Tal assunto, de tão labiríntico, exige mais que divagações superficiais sobre ele, não dá para abordar o aparentemente simples “instinto” sem se calçar de alguma informação mais elaborada, que tenha sido martelada ao longo dos tempos, no entanto, sem que se conseguisse molda-la ou chegar a uma unanimidade, uma explicação definitiva sobre ele.

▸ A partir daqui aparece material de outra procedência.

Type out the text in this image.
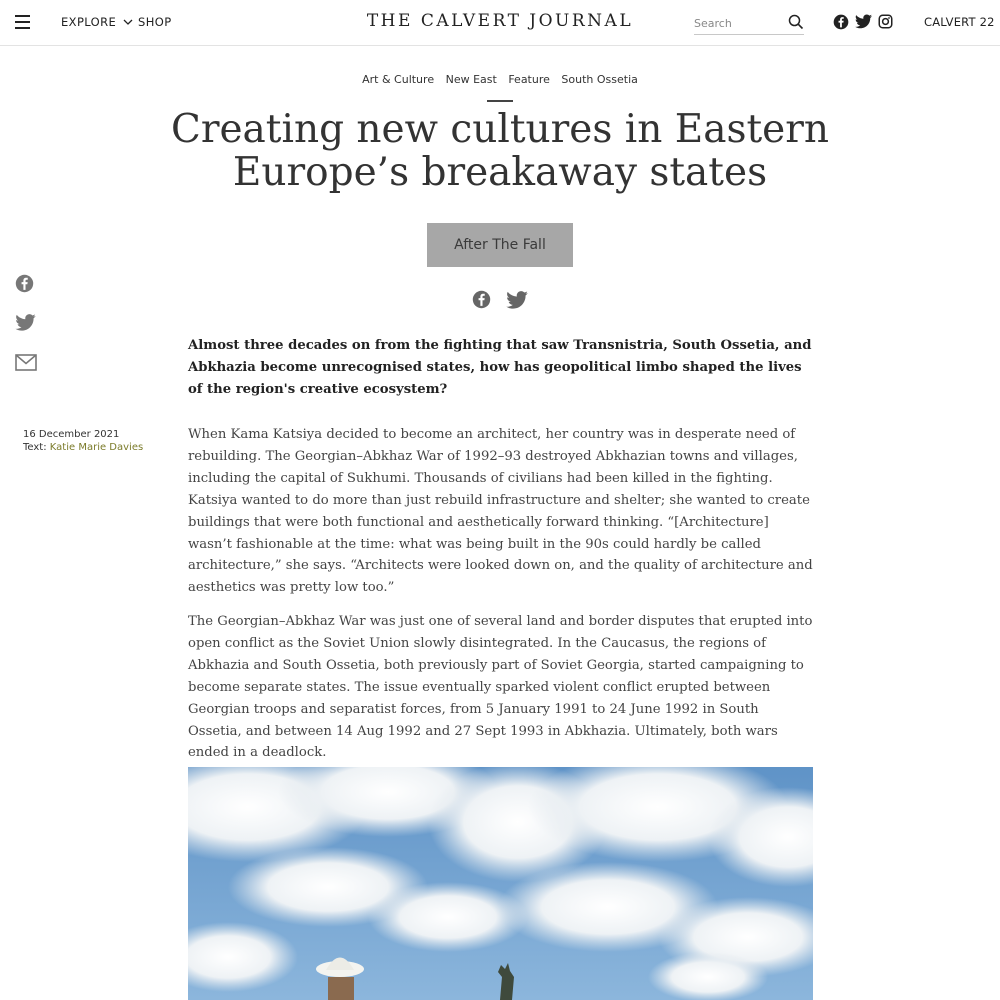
EXPLORE	SHOP	THE CALVERT JOURNAL
Search	CALVERT 22
Art & Culture New East Feature South Ossetia
Creating new cultures in Eastern Europe’s breakaway states
After The Fall
16 December 2021
Text: Katie Marie Davies

Almost three decades on from the fighting that saw Transnistria, South Ossetia, and Abkhazia become unrecognised states, how has geopolitical limbo shaped the lives of the region's creative ecosystem?

When Kama Katsiya decided to become an architect, her country was in desperate need of rebuilding. The Georgian–Abkhaz War of 1992–93 destroyed Abkhazian towns and villages, including the capital of Sukhumi. Thousands of civilians had been killed in the fighting. Katsiya wanted to do more than just rebuild infrastructure and shelter; she wanted to create buildings that were both functional and aesthetically forward thinking. “[Architecture] wasn’t fashionable at the time: what was being built in the 90s could hardly be called architecture,” she says. “Architects were looked down on, and the quality of architecture and aesthetics was pretty low too.”

The Georgian–Abkhaz War was just one of several land and border disputes that erupted into open conflict as the Soviet Union slowly disintegrated. In the Caucasus, the regions of Abkhazia and South Ossetia, both previously part of Soviet Georgia, started campaigning to become separate states. The issue eventually sparked violent conflict erupted between Georgian troops and separatist forces, from 5 January 1991 to 24 June 1992 in South Ossetia, and between 14 Aug 1992 and 27 Sept 1993 in Abkhazia. Ultimately, both wars ended in a deadlock.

Um dos primeiros a se pronunciar sobre ele foi o filósofo grego Sócrates (469 – 399 a.C.), ou seja, há mais de dois mil anos busca-se uma definição sobre o que seja instinto. Será que na busca pelo racionalismo Sócrates almejasse a posição de precursor de uma nova cultura, de uma nova etapa da humanidade, onde os princípios basilares constituíam-se do emprego da inteligência subsidiados pelo absolutismo racional, evitando ao máximo as manifestações dos instintos humanos, aquela energia que movimenta o homem e pode levá-lo a demonstrar seu lado mais sombrio, seus sentimentos mais primitivos? Esse questionamento foi  fundamentado simplesmente na forte ênfase socrática para utilização da razão e suscita outro em paralelo; o racionalismo radical seria um mecanismo subjetivo de auto-afirmação pessoal buscando uma forma de controlar as manifestações destes anseios “animais”? Partindo-se do pressuposto que a manifestação do instinto atenta contra a “consciência”, que além de ser uma prerrogativa humana, é também um referencial muito importante para o mundo filosófico. Talvez Sócrates soubesse respondê-la.

Discípulo de Sócrates, Platão (428 – 347 a.C.) elaborou sua concepção a respeito do ser humano, que compreendem uma parte material e outra etérea, que seria sua parte divina, conforme afirmava ele, atribuindo a ela um caráter imutável, enquanto a física, sucumbi aos efeitos do tempo e de sua própria condição, submetendo-a a constantes alterações. Segundo ele, nascemos com alma “perfeita”, mas não temos consciência disso, essa perfeição se refletia então nas verdades essenciais que estão gravadas indelevelmente na alma de cada um, mas devido às restrições do corpo físico, esses conhecimentos são “esquecidos” ao nascer. Segundo Platão a alma é dividida em três dimensões, uma delas, a do ser vivo, designa que o ser humano enquanto criatura vivente possui dois instintos naturais, o de sobrevivência e o de reprodução, que também é comum aos outros seres vivos.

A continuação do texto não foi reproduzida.